Paralelo a essa demonstração de que o povo já não aguenta mais tanta tergiversação e chicanas, uma força tarefa do Ministério Público Federal foi criada para encaminhar processos contra notórios criminosos do regime militar. Como bons “defensores da lei”, julgaram encontrar uma brecha na Lei da Anistia e defenderam a tese de que o desaparecimento forçado de militantes contra o regime militar é um crime continuado e, portanto, já fora da abrangência da lei, que beneficia os acusados de crimes cometidos antes de 1979.
A denúncia apresentada contra o Sebastião Rodrigues de Moura, o Curió, major do exército à época da Guerrilha do Araguaia, por sequestro de cinco guerrilheiros, foi negada pelo juiz federal, que alegou que os promotores “ignoraram os esforços de reconciliação nacional” feitos à época da Anistia. Novos processos serão encaminhados e o Ministério Público de São Paulo também se prepara para processar criminalmente torturadores notórios.
A limitação desse tipo de ação consiste exatamente em que, procurando uma brecha na Lei da Anistia, há o reconhecimento dela como legítima, quando fazer com que ela seja revogada é exatamente o caminho exigido por todos que se pretendem defensores dos direitos do povo e da punição para os mandantes e executores, civis e militares, dos crimes cometidos contra os combatentes revolucionários e democratas no período do regime militar. Segundo o “direito internacional” a tortura também não é crime imprescritível?
Ora, falar em reconciliação nacional é exatamente o argumento urdido pelos últimos gerentes militares e os traidores e renegados que acordaram a Lei da Anistia, que não previa a verdade e muito menos julgamento e punição dos crimes de Estado. E os renegados que hoje estão à cabeça do gerenciamento de turno do Estado, ex-guerrilheiros arrependidos que servem de leva-e-traz entre os generais de serviço e os civis e o ministério da defesa, que nada mais é que intermediário das chantagens do alto comando militar, que a todo momento “lembra” PT, PCdoB, PSB e toda camarilha de oportunistas encastelados no Planalto dos compromissos assumidos por eles para serem eleitos.
Mas com o povo funciona diferente. Não há chantagem que o faça desviar o rumo, porque não está preso a compromisso nenhum com esses crápulas. Enquanto os gorilas de pijama – como porta-vozes dos da ativa – lançam manifestos com milhares de assinaturas contra a comissão governamental da meia-verdade sem justiça e acenam com a remota ameaça de um novo golpe, os movimentos populares, democratas e revolucionários empunham com cada vez mais firmeza a bandeira da apuração e punição dos criminosos do regime militar.

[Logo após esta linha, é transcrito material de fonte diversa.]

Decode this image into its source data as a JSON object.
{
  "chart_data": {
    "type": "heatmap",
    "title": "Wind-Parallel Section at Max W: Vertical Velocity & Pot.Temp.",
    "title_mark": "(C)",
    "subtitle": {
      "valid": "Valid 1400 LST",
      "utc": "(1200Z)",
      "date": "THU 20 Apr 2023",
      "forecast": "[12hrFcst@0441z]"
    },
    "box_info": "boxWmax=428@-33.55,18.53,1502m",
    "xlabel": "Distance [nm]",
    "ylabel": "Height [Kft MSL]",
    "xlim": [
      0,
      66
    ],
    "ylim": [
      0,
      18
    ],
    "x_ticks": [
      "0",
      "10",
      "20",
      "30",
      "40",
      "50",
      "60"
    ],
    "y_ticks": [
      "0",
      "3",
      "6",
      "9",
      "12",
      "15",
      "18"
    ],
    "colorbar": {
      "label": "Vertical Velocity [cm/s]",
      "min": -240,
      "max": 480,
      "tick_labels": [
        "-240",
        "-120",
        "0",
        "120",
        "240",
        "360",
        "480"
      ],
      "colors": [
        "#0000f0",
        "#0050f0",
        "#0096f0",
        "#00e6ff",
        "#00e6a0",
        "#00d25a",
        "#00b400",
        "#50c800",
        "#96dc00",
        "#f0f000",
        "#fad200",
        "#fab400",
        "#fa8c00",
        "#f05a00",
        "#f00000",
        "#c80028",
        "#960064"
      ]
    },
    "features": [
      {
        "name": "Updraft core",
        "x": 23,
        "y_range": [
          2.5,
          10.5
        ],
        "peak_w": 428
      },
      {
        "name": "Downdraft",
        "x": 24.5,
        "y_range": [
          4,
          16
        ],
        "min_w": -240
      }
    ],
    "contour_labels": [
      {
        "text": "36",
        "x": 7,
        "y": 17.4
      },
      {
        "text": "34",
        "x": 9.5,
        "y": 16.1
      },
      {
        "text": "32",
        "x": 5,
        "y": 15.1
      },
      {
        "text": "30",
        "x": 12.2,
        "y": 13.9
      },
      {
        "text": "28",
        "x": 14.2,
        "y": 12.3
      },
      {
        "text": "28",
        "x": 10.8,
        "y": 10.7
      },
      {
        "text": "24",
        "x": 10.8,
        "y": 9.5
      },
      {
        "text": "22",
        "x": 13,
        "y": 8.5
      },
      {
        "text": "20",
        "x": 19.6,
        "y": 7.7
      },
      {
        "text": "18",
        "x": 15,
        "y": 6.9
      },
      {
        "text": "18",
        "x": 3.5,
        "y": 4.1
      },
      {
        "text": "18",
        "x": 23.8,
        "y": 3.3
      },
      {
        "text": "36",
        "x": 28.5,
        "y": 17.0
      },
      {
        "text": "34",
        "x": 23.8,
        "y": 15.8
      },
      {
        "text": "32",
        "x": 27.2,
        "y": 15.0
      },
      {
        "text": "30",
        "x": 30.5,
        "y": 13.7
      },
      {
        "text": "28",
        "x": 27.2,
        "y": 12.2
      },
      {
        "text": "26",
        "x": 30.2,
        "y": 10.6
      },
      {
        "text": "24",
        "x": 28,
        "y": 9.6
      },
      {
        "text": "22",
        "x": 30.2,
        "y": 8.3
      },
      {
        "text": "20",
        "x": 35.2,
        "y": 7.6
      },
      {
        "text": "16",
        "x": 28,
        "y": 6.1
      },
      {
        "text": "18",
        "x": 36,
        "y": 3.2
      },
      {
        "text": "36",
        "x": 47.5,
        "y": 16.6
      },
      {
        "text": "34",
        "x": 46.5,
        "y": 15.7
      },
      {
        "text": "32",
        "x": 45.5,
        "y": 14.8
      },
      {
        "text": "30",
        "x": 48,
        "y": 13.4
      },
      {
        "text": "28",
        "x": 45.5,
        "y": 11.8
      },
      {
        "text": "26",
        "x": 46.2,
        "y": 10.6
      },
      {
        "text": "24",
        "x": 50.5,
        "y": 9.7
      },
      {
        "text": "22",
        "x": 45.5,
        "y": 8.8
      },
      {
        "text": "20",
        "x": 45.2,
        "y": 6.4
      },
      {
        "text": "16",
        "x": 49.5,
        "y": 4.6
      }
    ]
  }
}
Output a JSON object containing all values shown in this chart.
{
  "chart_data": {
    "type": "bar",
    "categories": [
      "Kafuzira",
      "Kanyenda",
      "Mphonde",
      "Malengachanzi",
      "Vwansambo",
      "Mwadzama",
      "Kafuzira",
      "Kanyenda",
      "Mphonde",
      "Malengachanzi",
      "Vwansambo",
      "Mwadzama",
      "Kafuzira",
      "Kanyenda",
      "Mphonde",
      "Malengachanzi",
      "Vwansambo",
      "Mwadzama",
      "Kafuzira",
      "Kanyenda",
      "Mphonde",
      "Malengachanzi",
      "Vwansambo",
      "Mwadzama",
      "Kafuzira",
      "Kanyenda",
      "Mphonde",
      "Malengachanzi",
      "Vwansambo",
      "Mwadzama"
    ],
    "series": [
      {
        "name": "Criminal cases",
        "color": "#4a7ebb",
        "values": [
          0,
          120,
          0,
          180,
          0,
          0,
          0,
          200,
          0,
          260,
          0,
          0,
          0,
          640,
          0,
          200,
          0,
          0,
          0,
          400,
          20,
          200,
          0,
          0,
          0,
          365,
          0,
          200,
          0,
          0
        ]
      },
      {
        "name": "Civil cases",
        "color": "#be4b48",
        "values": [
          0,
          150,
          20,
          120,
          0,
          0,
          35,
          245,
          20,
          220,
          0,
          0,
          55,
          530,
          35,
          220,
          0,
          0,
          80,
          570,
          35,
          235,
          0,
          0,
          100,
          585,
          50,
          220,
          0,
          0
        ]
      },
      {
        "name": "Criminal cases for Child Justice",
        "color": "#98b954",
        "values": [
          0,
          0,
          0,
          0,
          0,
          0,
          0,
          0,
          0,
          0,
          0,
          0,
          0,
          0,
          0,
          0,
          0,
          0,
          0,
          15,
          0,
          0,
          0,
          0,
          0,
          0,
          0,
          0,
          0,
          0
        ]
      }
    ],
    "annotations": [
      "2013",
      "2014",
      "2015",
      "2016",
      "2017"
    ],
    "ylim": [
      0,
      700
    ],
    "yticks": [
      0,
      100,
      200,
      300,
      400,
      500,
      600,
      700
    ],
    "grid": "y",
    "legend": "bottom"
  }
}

E em breve serão milhões os que defenderão essa consigna, obrigando o velho Estado a reconhecer seus crimes hediondos e a punir seus comissionados mandantes e executores.
Não nos deixemos enganar por manobras diversionistas da parte dos que ora gerenciam o velho Estado; não nos deixemos iludir com grupos igualmente oportunistas eleitoreiros que queiram cavalgar os movimentos e traficar com essa justa demanda do povo brasileiro. É preciso não descansar enquanto o último torturador e assassino não for punido.